This semester, I teach a graduate course in epistemology of mathematics and as a case study, I assigned students a discussion on the epistemological status of Fermat's Last Theorem according to different epistemological point of views. One of the hard-line stances we discussed in the course was the one which considers an assertion as being a mathematical theorem only if it comes with a completely rigorous proof.

In 1990 and 1995, the papers *On modular representations of $\operatorname{Gal}(\bar{\mathbb Q}/\mathbb Q)$ arising from modular forms*, *Modular elliptic curves and Fermat's Last Theorem* and *Ring-theoretic properties of certain Hecke algebras* by K.Ribet, A.Wiles and R.Taylor and A.Wiles respectively were published. Presupposing previous mathematical knowledge, they form a complete proof of Fermat's Last Theorem.

My question is the following:

Are there any mistakes in these 3 papers of some mathematical significance?

Of course, it might be hard ot judge what is of significance, so let me mention a couple of things which I believe are not significant.

- Typographical errors are not significant, even if they alter the mathematical content (so if it is written $r\leq s$ while the proof shows $s\leq r$, that is not significant).
- Reference mistakes are not significant (so if there is a sentence like "by lemma 12.8 of [6], we conclude" and lemma 12.8 of [6] allows no such conclusion, but it is easy to see that lemma 4.2 of [11] would do equally well, then that is not significant).
- For the same reason, I will not count an easily filled incomplete argument as significant, even if strictly faulty (so for instance if there is a sentence like "X is a cosy zip, and every cosy zip is a zap, therefore X is a zap" and in fact it is not true that every cosy zip is a zap, but it is true and equally well-known that every strongly cosy zip is a zap and it easy to check that X is a strongly cosy zip, I won't consider this significant).

I would count as significant anything that requires more than a few sentences of essentially novel content (compared to the content provided).
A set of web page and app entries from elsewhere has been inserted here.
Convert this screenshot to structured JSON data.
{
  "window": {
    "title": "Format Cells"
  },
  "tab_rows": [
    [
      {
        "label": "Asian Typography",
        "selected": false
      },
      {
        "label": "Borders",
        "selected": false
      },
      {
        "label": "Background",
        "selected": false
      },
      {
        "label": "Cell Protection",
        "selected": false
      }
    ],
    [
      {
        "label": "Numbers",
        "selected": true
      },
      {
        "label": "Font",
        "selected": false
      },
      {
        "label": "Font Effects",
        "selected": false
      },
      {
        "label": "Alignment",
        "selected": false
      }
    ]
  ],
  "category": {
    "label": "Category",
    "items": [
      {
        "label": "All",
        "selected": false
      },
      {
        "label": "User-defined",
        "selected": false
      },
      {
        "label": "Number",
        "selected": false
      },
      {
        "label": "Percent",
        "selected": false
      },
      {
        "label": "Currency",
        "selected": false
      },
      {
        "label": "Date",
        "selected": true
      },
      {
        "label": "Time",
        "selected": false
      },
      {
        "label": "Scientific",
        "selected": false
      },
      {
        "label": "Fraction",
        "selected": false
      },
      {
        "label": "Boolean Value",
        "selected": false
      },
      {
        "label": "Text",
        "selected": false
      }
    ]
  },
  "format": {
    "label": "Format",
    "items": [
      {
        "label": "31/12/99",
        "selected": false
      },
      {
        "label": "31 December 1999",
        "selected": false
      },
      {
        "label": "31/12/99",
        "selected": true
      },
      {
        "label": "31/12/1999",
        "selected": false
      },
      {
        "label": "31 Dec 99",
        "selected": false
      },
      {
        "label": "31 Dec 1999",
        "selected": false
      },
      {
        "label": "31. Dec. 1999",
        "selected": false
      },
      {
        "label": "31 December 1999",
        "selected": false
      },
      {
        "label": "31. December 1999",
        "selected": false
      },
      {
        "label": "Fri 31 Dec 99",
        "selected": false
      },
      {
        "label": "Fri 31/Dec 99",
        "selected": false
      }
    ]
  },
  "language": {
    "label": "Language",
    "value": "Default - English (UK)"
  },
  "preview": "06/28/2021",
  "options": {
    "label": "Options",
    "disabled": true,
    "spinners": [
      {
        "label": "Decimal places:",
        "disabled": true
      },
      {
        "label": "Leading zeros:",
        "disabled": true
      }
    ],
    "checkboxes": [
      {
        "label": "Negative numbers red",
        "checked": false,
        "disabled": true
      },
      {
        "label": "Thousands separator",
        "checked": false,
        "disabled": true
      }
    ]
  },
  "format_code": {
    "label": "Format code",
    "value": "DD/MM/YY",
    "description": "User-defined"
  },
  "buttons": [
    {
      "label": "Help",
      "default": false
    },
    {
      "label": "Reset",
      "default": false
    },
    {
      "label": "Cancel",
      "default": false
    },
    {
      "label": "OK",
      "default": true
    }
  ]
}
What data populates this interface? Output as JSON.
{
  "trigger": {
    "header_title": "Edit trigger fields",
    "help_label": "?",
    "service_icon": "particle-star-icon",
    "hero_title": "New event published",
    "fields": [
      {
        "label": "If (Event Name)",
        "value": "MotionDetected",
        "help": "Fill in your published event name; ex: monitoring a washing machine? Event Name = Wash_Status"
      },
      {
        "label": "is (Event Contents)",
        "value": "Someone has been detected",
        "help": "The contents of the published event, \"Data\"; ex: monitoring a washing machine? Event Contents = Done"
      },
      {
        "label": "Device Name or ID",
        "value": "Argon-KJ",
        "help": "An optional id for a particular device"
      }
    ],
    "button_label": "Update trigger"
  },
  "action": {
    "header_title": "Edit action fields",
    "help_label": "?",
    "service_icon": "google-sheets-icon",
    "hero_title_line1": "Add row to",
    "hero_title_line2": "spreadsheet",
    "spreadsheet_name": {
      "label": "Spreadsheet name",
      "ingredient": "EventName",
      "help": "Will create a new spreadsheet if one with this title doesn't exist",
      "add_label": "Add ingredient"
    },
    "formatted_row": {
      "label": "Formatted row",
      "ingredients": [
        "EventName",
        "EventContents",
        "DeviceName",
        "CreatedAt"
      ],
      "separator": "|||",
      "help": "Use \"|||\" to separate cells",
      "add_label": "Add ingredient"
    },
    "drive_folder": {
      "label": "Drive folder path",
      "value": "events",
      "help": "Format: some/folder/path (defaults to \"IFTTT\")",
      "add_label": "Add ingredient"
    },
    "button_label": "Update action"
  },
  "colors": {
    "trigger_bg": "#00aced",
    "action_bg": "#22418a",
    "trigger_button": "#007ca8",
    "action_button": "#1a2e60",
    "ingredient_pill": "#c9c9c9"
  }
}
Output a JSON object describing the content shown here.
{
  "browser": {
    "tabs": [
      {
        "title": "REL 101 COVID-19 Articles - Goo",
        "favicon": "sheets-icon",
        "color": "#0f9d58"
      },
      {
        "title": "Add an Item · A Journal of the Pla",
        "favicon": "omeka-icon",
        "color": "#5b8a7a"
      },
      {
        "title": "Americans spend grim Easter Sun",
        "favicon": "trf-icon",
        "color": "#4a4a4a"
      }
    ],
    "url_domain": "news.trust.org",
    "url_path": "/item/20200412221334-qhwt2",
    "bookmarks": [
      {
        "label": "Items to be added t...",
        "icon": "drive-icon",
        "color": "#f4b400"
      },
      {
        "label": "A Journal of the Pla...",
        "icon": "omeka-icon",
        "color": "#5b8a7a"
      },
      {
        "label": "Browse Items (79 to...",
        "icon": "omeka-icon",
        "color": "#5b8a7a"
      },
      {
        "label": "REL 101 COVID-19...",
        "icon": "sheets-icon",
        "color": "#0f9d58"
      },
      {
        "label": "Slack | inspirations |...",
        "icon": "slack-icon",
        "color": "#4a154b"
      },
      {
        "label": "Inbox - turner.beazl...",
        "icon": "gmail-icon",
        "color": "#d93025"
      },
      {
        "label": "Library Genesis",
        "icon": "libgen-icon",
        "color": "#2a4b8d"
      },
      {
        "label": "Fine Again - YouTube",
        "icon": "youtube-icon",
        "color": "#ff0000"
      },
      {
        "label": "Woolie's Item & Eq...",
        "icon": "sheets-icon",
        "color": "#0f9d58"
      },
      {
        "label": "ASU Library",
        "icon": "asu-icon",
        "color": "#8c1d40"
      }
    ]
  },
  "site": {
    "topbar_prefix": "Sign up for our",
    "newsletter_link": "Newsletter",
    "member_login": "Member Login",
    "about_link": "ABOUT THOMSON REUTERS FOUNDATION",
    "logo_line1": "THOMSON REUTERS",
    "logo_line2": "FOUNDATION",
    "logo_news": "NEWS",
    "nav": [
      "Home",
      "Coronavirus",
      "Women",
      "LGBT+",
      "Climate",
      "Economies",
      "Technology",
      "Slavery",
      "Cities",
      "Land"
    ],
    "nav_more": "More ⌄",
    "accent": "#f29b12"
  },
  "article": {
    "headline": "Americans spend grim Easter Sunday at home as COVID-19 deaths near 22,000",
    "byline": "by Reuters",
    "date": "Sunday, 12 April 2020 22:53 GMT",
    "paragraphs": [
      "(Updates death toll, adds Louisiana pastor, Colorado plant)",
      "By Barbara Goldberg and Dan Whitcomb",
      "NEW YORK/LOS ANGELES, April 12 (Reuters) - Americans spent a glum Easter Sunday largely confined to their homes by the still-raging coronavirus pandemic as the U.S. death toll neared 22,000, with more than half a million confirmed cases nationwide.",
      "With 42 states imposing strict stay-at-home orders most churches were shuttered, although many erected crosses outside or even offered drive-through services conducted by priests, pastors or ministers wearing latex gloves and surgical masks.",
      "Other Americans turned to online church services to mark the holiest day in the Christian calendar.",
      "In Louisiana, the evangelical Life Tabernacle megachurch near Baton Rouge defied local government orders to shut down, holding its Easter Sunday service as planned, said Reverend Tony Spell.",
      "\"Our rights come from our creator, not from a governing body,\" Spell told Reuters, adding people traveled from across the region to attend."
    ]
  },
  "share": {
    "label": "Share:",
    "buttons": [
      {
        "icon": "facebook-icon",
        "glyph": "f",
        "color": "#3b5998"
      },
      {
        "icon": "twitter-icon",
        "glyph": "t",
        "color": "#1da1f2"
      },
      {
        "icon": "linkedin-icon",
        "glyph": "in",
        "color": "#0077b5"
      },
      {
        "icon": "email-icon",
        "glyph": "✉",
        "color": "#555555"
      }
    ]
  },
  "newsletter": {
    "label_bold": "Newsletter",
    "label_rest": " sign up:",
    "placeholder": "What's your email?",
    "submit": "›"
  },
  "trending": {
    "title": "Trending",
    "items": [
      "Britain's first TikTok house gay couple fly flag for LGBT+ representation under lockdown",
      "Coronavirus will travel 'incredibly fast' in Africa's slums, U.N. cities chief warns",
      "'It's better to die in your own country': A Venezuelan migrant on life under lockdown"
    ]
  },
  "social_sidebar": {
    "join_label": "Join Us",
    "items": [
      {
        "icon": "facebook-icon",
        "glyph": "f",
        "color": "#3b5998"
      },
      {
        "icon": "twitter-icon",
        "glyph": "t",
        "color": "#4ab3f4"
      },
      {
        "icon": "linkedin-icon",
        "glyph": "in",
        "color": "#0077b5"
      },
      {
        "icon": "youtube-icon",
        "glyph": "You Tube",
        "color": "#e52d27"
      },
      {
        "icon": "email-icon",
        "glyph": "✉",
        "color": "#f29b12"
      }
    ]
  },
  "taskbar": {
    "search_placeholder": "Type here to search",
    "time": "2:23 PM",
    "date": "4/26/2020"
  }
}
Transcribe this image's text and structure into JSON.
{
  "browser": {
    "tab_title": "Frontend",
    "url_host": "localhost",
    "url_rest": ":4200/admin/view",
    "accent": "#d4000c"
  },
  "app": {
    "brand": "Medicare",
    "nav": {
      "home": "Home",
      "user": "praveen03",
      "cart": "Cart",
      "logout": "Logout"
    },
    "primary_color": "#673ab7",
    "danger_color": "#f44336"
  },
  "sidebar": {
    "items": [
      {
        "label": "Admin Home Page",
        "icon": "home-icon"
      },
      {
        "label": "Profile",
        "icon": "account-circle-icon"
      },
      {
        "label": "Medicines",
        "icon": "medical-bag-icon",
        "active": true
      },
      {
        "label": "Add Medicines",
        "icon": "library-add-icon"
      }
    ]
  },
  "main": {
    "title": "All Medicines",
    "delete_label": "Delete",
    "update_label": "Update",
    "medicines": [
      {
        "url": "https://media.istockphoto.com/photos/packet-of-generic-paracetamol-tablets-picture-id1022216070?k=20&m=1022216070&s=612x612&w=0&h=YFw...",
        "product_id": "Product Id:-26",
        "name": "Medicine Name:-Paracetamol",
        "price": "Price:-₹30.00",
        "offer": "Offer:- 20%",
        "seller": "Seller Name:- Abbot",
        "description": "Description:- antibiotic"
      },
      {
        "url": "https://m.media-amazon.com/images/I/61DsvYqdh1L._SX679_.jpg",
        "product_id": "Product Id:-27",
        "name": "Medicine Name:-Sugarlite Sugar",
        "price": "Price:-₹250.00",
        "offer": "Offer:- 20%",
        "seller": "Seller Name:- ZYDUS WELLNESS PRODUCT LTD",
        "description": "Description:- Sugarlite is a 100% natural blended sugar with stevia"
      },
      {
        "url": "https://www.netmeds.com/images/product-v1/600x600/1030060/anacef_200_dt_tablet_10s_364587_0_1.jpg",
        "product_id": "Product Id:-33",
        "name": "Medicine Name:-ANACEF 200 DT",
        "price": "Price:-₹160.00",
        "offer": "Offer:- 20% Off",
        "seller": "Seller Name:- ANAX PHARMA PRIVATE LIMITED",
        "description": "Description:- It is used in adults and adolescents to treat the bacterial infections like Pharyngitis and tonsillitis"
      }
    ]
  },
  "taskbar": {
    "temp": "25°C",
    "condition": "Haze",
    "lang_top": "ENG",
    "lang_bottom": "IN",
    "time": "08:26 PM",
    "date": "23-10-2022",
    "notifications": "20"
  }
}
If for instance, it is claimed that a certain $x$ can be of 3 different types, each of which satisfy property P, so $x$ satisfies P, but it turns out that $x$ can be of a fourth type. Then, I would count this as a significant mistake even if $x$ satisfies P in this fourth case as well, but for reasons different from the first three cases. In particular, an error does not need to threaten the complete proof nor even the local part it is contained in to be considered significant.

Basically, I'm thinking of a standard much below what formal certification of the proof would require, but still quite stringent. I think that most authors and referees typically do not achieve that standard in most published papers, though some regularly do even in proofs of deep and hard theorems (I think it is believed that Serre achieved it throughout his career with very few exceptions).

With such a standard, are there known mistakes in these 3 papers?